I have the following difference equation: $$y[n] + \alpha y[n-1] = \beta^nu[n]$$ with $-1 < \alpha < 1$ and $-1 < \beta < 1$. It is given $y[n] = 0$ for $n < 0$ and $u[n]$ is the unit step function.

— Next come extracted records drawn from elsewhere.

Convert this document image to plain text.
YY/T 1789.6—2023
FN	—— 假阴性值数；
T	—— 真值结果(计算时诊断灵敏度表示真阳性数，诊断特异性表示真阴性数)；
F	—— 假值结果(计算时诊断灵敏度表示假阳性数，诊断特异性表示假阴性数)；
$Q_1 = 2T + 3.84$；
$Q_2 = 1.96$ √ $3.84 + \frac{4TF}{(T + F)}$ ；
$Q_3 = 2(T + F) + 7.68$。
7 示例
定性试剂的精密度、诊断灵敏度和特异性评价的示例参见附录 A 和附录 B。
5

I want to obtain the general solution.
My attempt:
homogeneous solution: $$y_h[n] + \alpha y_h[n-1] = 0$$ proposal: $y_h[n] = Ar^n$ and substitute into the above $$Ar^n + A\alpha r^{n-1} = 0 \to Ar^{n-1}(r+\alpha) = 0$$ or $r = -\alpha$, so the homogeneous solution is as follows: $$y_h[n] = A(-\alpha)^n$$
particular solution:
proposal: $y_p[n] = C\beta^n$ and using the governing equation: $$C\beta^n + \alpha C \beta^{n-1} = \beta^n$$ which can be solved for C: $$C = \frac{\beta^n}{\beta^n + \alpha\beta^{n-1}} = \frac{\beta}{\beta+\alpha}$$ which gives $$y_p[n] = \frac{\beta}{\beta+\alpha}\beta^n = \frac{\beta^{n+1}}{\beta + \alpha}$$
and the general solution: $$y[n] = A(-\alpha)^n + \frac{\beta^{n+1}}{\beta + \alpha}u[n]$$
Question:
Is the above approach correct?
Especially the particular solution as I went from needing $\beta^n$ (current step) to $\beta^{n+1}$ (future step)
Given $$ y_{\,n} + ay_{\,n - 1} = b^{\,n} u(n) $$ the z-transform is $$ \eqalign{ & \sum\limits_{0\, \le \,n} {\left( {y_{\,n} + ay_{\,n - 1} } \right)z^{\,n} } = \sum\limits_{0\, \le \,n} {b^{\,n} z^{\,n} } \cr & \sum\limits_{0\, \le \,n} {y_{\,n} z^{\,n} } + az\sum\limits_{0\, \le \,n} {y_{\,n - 1} z^{\,n - 1} } = \left( {1 + az} \right)F(z) = {1 \over {1 - bz}} \cr & F(z) = {1 \over {\left( {1 + az} \right)\left( {1 - bz} \right)}} = {a \over {a + b}}{1 \over {1 + az}} + {b \over {a + b}}{1 \over {1 - bz}} \cr} $$ and therefore the solution is $$ y_{\,n} = {a \over {a + b}}\left( { - a} \right)^{\,n} + {b \over {a + b}}b^{\,n} $$ which you can verify is correct.
So your solution is also correct and you shall not get confused in writing it as $ .. b^{n+1}$ because $b/(a+b)$ is actually the "constant", since you need $y_0=1$.